I do not believe in the great man theory. That belongs in tribal folk lore. Sitting round a campfire, maladjusted tribal warriors recount the horror heroics of tribal leaders. Need we return to such permittivity ?
Such story telling round imagined tribal campfires prompted the sociologist philosopher Herbert Spencer to the remark on would be great leaders. “Before he can remake his society, his society must make him.”
Personally, on this business of leadership, I would stay with Karl Marx. “Men make their own history, but they do not make it as they please but under circumstances existing already, given and transmitted from the past.”
In fluid times of crisis, leadership matters. It is the leadership that can make an accurate diagnosis of the problem and determine the remedy.
A leader does not make waves. The leader is a surfer who rides the big wave.
We must not confuse leadership with puny minds creating puny ripples in puny puddles. The big wave usually submerges false prophets and fake leaders.
Tribes demand heroes. Nations demand leaders who can pursue a shared vision. The idea of the great warrior leadership is as old as the Ramayana and the Mahabharata or Odyssey and the Iliad.
For primitive minds, it is convenient and comfortable to seek heroes. Not all heroes are leaders, and all leaders are not heroic.
In the late nineties, the editorial board of the Time Magazine debated on who should be featured on its January 2000 cover as the most important person of the 20th century.
Their short list included the two war heroes Churchill and Roosevelt. It also included Mahatma Gandhi and Albert Einstein.
They picked Einstein on grounds that his extraordinary creativity had the greatest impact on the 20th century and the new century of information and knowledge.
Einstein declined the presidency of Israel.

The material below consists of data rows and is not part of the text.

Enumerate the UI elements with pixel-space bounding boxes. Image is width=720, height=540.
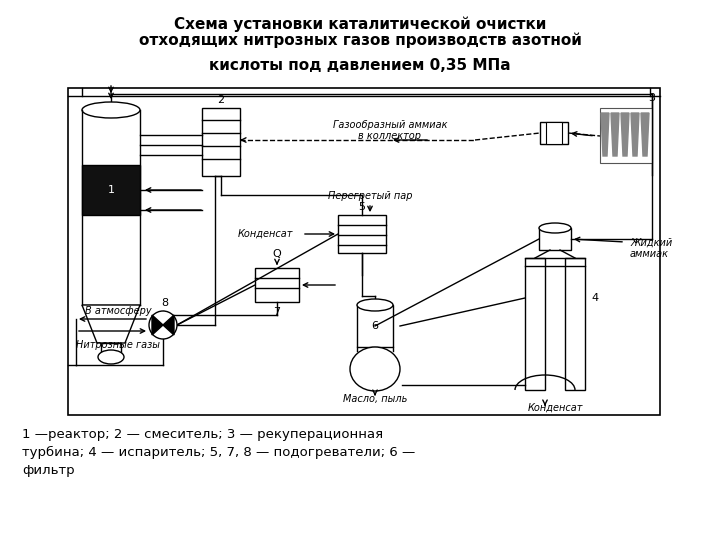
Ellipse shape: [539, 223, 571, 233]
Bar: [357, 305, 393, 347]
Bar: [82, 165, 140, 215]
Text: 4: 4: [591, 293, 598, 303]
Text: Конденсат: Конденсат: [527, 403, 582, 413]
Polygon shape: [611, 113, 619, 156]
Text: 1: 1: [107, 185, 114, 195]
Bar: [539, 228, 571, 250]
Text: 8: 8: [161, 298, 168, 308]
Text: Перегретый пар: Перегретый пар: [328, 191, 413, 201]
Text: кислоты под давлением 0,35 МПа: кислоты под давлением 0,35 МПа: [210, 58, 510, 73]
Text: 5: 5: [359, 202, 366, 212]
Text: Q: Q: [273, 249, 282, 259]
Polygon shape: [82, 305, 140, 343]
Circle shape: [149, 311, 177, 339]
Bar: [101, 343, 121, 357]
Bar: [68, 88, 660, 415]
Text: 1 —реактор; 2 — смеситель; 3 — рекуперационная
турбина; 4 — испаритель; 5, 7, 8 : 1 —реактор; 2 — смеситель; 3 — рекуперац…: [22, 428, 415, 477]
Polygon shape: [163, 315, 174, 335]
Bar: [540, 122, 568, 144]
Bar: [202, 108, 240, 176]
Text: в коллектор: в коллектор: [359, 131, 421, 141]
Bar: [565, 258, 585, 390]
Bar: [525, 258, 545, 390]
Bar: [546, 122, 562, 144]
Polygon shape: [601, 113, 609, 156]
Ellipse shape: [82, 102, 140, 118]
Ellipse shape: [98, 350, 124, 364]
Text: 2: 2: [217, 95, 225, 105]
Text: 6: 6: [372, 321, 379, 331]
Polygon shape: [641, 113, 649, 156]
Text: 7: 7: [274, 307, 281, 317]
Text: Нитрозные газы: Нитрозные газы: [76, 340, 160, 350]
Text: 3: 3: [649, 93, 655, 103]
Bar: [600, 108, 652, 163]
Text: отходящих нитрозных газов производств азотной: отходящих нитрозных газов производств аз…: [138, 32, 582, 48]
Ellipse shape: [350, 347, 400, 391]
Ellipse shape: [357, 299, 393, 311]
Bar: [338, 215, 386, 253]
Bar: [255, 268, 299, 302]
Text: Жидкий
аммиак: Жидкий аммиак: [630, 237, 672, 259]
Text: Масло, пыль: Масло, пыль: [343, 394, 408, 404]
Polygon shape: [621, 113, 629, 156]
Polygon shape: [631, 113, 639, 156]
Text: Газообразный аммиак: Газообразный аммиак: [333, 120, 447, 130]
Text: Схема установки каталитической очистки: Схема установки каталитической очистки: [174, 16, 546, 31]
Polygon shape: [152, 315, 163, 335]
Text: В атмосферу: В атмосферу: [85, 306, 151, 316]
Text: Конденсат: Конденсат: [238, 229, 293, 239]
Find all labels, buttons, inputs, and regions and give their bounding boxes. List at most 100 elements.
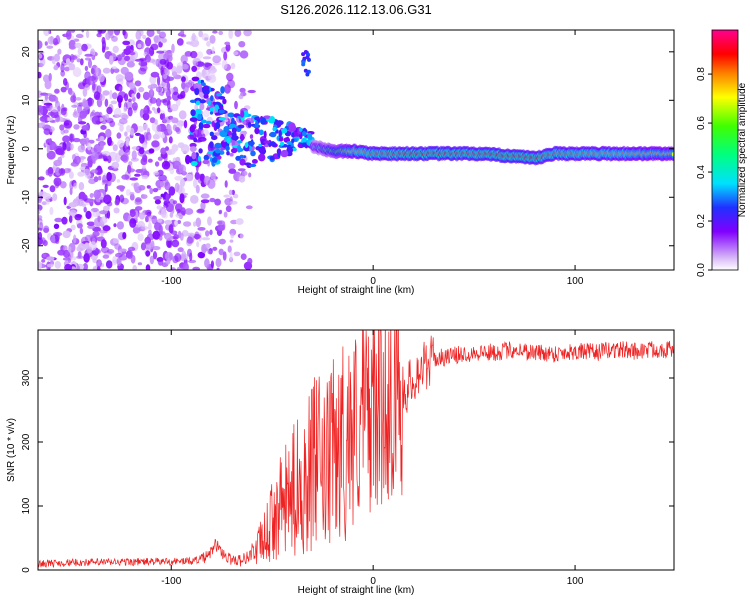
spectrogram-noise-blob xyxy=(38,231,43,240)
spectrogram-noise-blob xyxy=(86,221,96,226)
spectrogram-noise-blob xyxy=(199,173,205,182)
spectrogram-noise-blob xyxy=(200,193,210,199)
spectrogram-noise-blob xyxy=(65,30,72,40)
spectrogram-transition-blob xyxy=(220,86,225,94)
spectrogram-noise-blob xyxy=(170,267,176,270)
spectrogram-noise-blob xyxy=(195,184,200,194)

‘Time’ editor and Einstein’s biographer Walter Isakson describes him not as a leader but a beacon.
The beacon of humanity would have foreseen the butchery in the Gaza strip.
After a lifetime of flaunting his authority Einstein never ceased to be amused by the fact that he was considered an authority. Authority does not seduce true leaders.
Leadership means mobilizing people for a purpose.
In this pandemic, leadership means mobilizing the people for the specific purpose of containing the virus and preserving life. It is a shared purpose. It is a collective goal.
The children of Hamlin followed a legendary leader – the Pied Piper to oblivion.
PS. Just when I reached the end of this essay an old friend from my days at Lake House called me to say that another of our old colleagues who is now 95 had gone to the Sugthadasa Stadium. He had not waited in the queue. Luckily, another colleague who is still active in the profession had alerted him to the vaccine being administered today (Friday) at a CMC outlet in Kirillapone. He has got it with no fuss.
I am glad for him. Therein lies a tale. Chaos with military precision is the new game in town. Left Right they march. Left does not know what the right is doing and vice versa.